I found, on arriving at Honolulu, a trunk so far on its way to the Columbia river from Boston, for me, it being my directions, when I left Lansingburgh [New York, where his sister, Deborah Powers, had settled] that they should thus send to me, if opportunity offered. It contained some clothes and other things, but what just then proved most interesting to me was a file of newspapers. For though all of them a year old or more, I never read news with greater interest. And among the other documents I found General Jackson’s nullification message, by the reading of which I learned fully what nullification meant. And that very able state paper added to my faith in my always favorite statesman. Had we had a Jackson at the helm, when the Rebellion was brewing, I have always thought that things would have taken a different turn.
Climate
In these tropical islands, far away from any extended continent, there is a wonderful uniformity in the temperature. I met here a Hollander who had observed the weather here closely for the four prior years, and he informed me that the lowest he had seen the thermometer was 70 degrees and the highest 85 degrees so only 15 degrees difference, night and day, year in and out. And this coincided with my own observations. The temperature of the ocean on both sides, within the tropics, was 80 and 81 degrees, so of course, it must be nearly the same on the neighboring lands, if not vastly extended or high.

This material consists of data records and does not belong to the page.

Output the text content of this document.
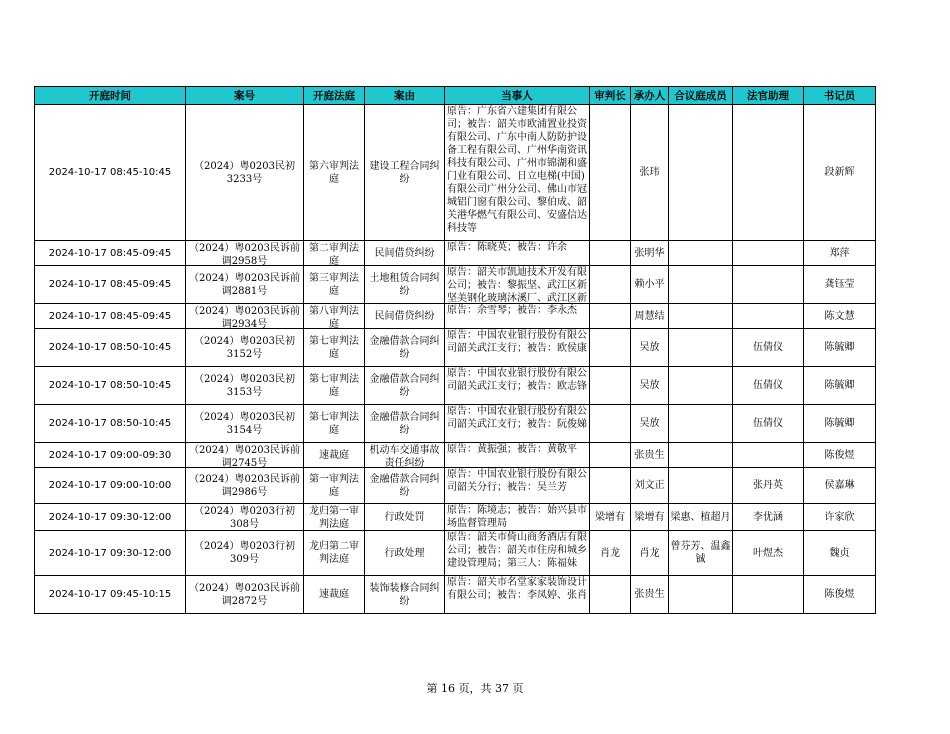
开庭时间	案号	开庭法庭	案由	当事人	审判长	承办人	合议庭成员	法官助理	书记员

2024-10-17 08:45-10:45	（2024）粤0203民初3233号	第六审判法庭	建设工程合同纠纷	原告：广东省六建集团有限公司；被告：韶关市欧浦置业投资有限公司、广东中南人防防护设备工程有限公司、广州华南资讯科技有限公司、广州市锦湖和盛门业有限公司、日立电梯(中国)有限公司广州分公司、佛山市冠城铝门窗有限公司、黎伯成、韶关港华燃气有限公司、安盛信达科技等		张玮			段新辉

2024-10-17 08:45-09:45	（2024）粤0203民诉前调2958号	第二审判法庭	民间借贷纠纷	原告：陈晓英；被告：许余		张明华			郑萍

2024-10-17 08:45-09:45	（2024）粤0203民诉前调2881号	第三审判法庭	土地租赁合同纠纷	原告：韶关市凯迪技术开发有限公司；被告：黎振坚、武江区新坚美钢化玻璃沐溪厂、武江区新		赖小平			龚钰莹

2024-10-17 08:45-09:45	（2024）粤0203民诉前调2934号	第八审判法庭	民间借贷纠纷	原告：余雪琴；被告：李永杰		周慧结			陈文慧

2024-10-17 08:50-10:45	（2024）粤0203民初3152号	第七审判法庭	金融借款合同纠纷	原告：中国农业银行股份有限公司韶关武江支行；被告：欧侯康		吴放		伍倩仪	陈毓卿

2024-10-17 08:50-10:45	（2024）粤0203民初3153号	第七审判法庭	金融借款合同纠纷	原告：中国农业银行股份有限公司韶关武江支行；被告：欧志锋		吴放		伍倩仪	陈毓卿

2024-10-17 08:50-10:45	（2024）粤0203民初3154号	第七审判法庭	金融借款合同纠纷	原告：中国农业银行股份有限公司韶关武江支行；被告：阮俊娣		吴放		伍倩仪	陈毓卿

2024-10-17 09:00-09:30	（2024）粤0203民诉前调2745号	速裁庭	机动车交通事故责任纠纷	原告：黄振强；被告：黄敬平		张贵生			陈俊煜

2024-10-17 09:00-10:00	（2024）粤0203民诉前调2986号	第一审判法庭	金融借款合同纠纷	原告：中国农业银行股份有限公司韶关分行；被告：吴兰芳		刘文正		张丹英	侯嘉琳

2024-10-17 09:30-12:00	（2024）粤0203行初308号	龙归第一审判法庭	行政处罚	原告：陈境志；被告：始兴县市场监督管理局	梁增有	梁增有	梁惠、植超月	李优涵	许家欣

2024-10-17 09:30-12:00	（2024）粤0203行初309号	龙归第二审判法庭	行政处理	原告：韶关市倚山商务酒店有限公司；被告：韶关市住房和城乡建设管理局；第三人：陈福妹	肖龙	肖龙	曾芬芳、温鑫铖	叶煜杰	魏贞

2024-10-17 09:45-10:15	（2024）粤0203民诉前调2872号	速裁庭	装饰装修合同纠纷	原告：韶关市名堂家家装饰设计有限公司；被告：李凤婷、张肖		张贵生			陈俊煜
第 16 页，共 37 页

Honolulu was the principal harbor visited on those islands, whose central position about on the northern tropical line is usually a stopping place for vessels bound to China, or the northwest coast of America, and also was much resorted to by the sperm whale fishermen for repairs and supplies. There was a large number of vessels in at the time, giving an active business to the merchants, and indirectly to the natives, of whom there were some 7,000 in the village, all living in their own built houses scantily furnished, as of past times. Only they had generally exchanged their native tapa cloth for our American cotton white or dyed, not often figured.

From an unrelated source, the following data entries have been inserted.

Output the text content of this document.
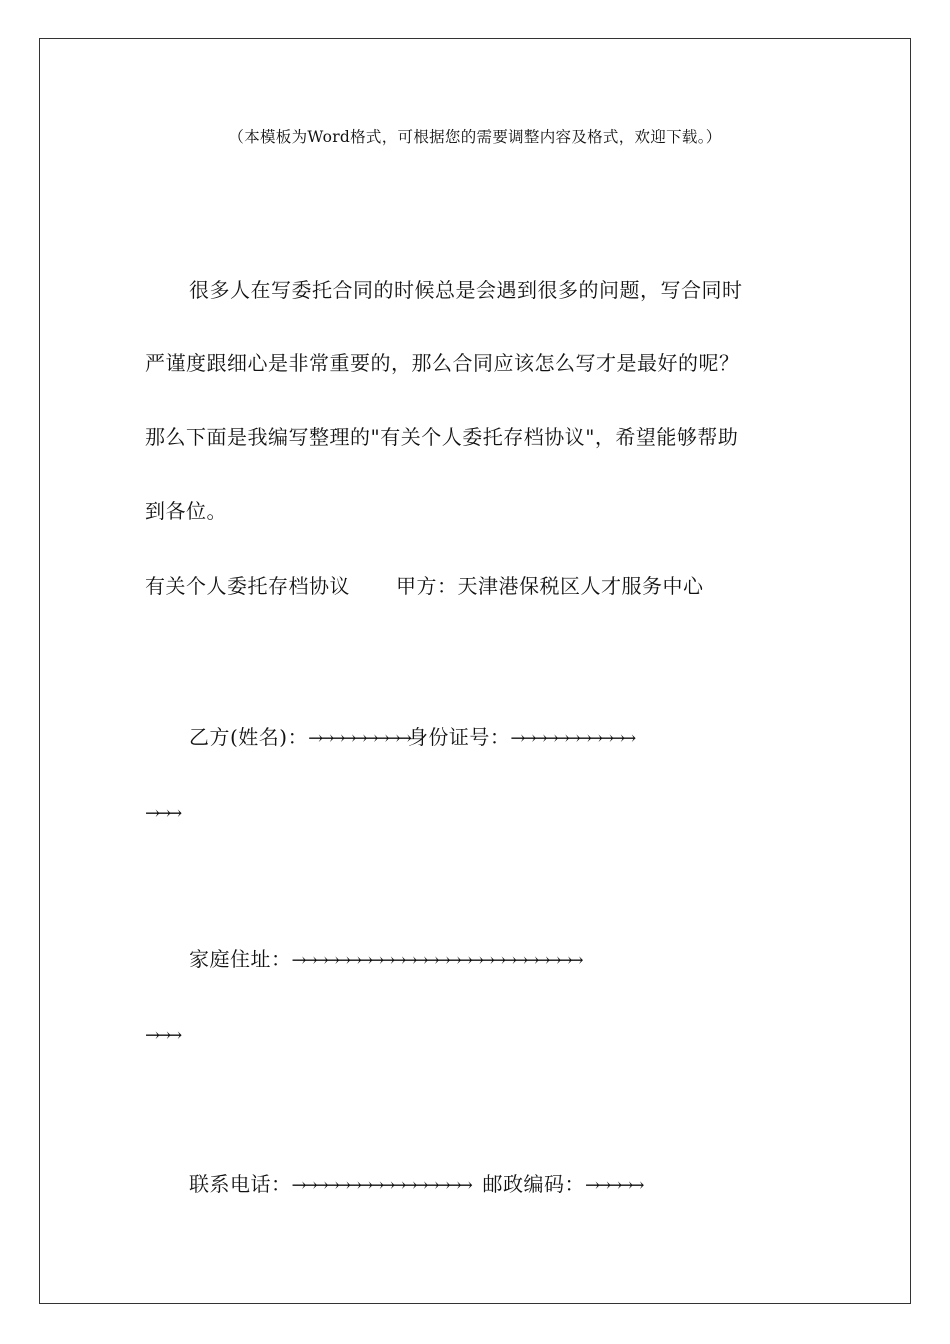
（本模板为Word格式，可根据您的需要调整内容及格式，欢迎下载。）
很多人在写委托合同的时候总是会遇到很多的问题，写合同时
严谨度跟细心是非常重要的，那么合同应该怎么写才是最好的呢？
那么下面是我编写整理的"有关个人委托存档协议"，希望能够帮助
到各位。
有关个人委托存档协议 甲方：天津港保税区人才服务中心
乙方(姓名)：→→→→→→→→→身份证号：→→→→→→→→→→→
→→→
家庭住址：→→→→→→→→→→→→→→→→→→→→→→→→→→
→→→
联系电话：→→→→→→→→→→→→→→→→ 邮政编码：→→→→→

The women preferred the dyed, say blue, to the white, as it would not so soon show the dirt. Of this they made a loose, long chemise or frock, which with most of them was the only garment. And as for the men, if they wore anything, it was a piece of the same around the waist or body coming down to the knees. But their ladies of rank, princesses of the royal family, tried to dress like white ladies. But as pointed out to me by a resident, they never got their dresses on right, like the improper garment hanging the lowest and the like. The men and women too were very fond of the water, would swim like frogs.
When a ship came in off would go their scant dress and away to the ship as readily as they would walk the land. And the whites, even the missionaries, could little control their movements. When at Mr. Bingham’s, a chief lady came in to ask some advice about government affairs. She was as nearly dressed like the whites, as she knew how, but while talking with him carelessly threw her enormous form on a sofa. She was the largest person I ever saw, weighing some four hundred. These islanders have a tradition, it is said, that in times past there came to them by the north and around from the east a few persons of great size and superior wisdom who became the rulers—but probably enough of this.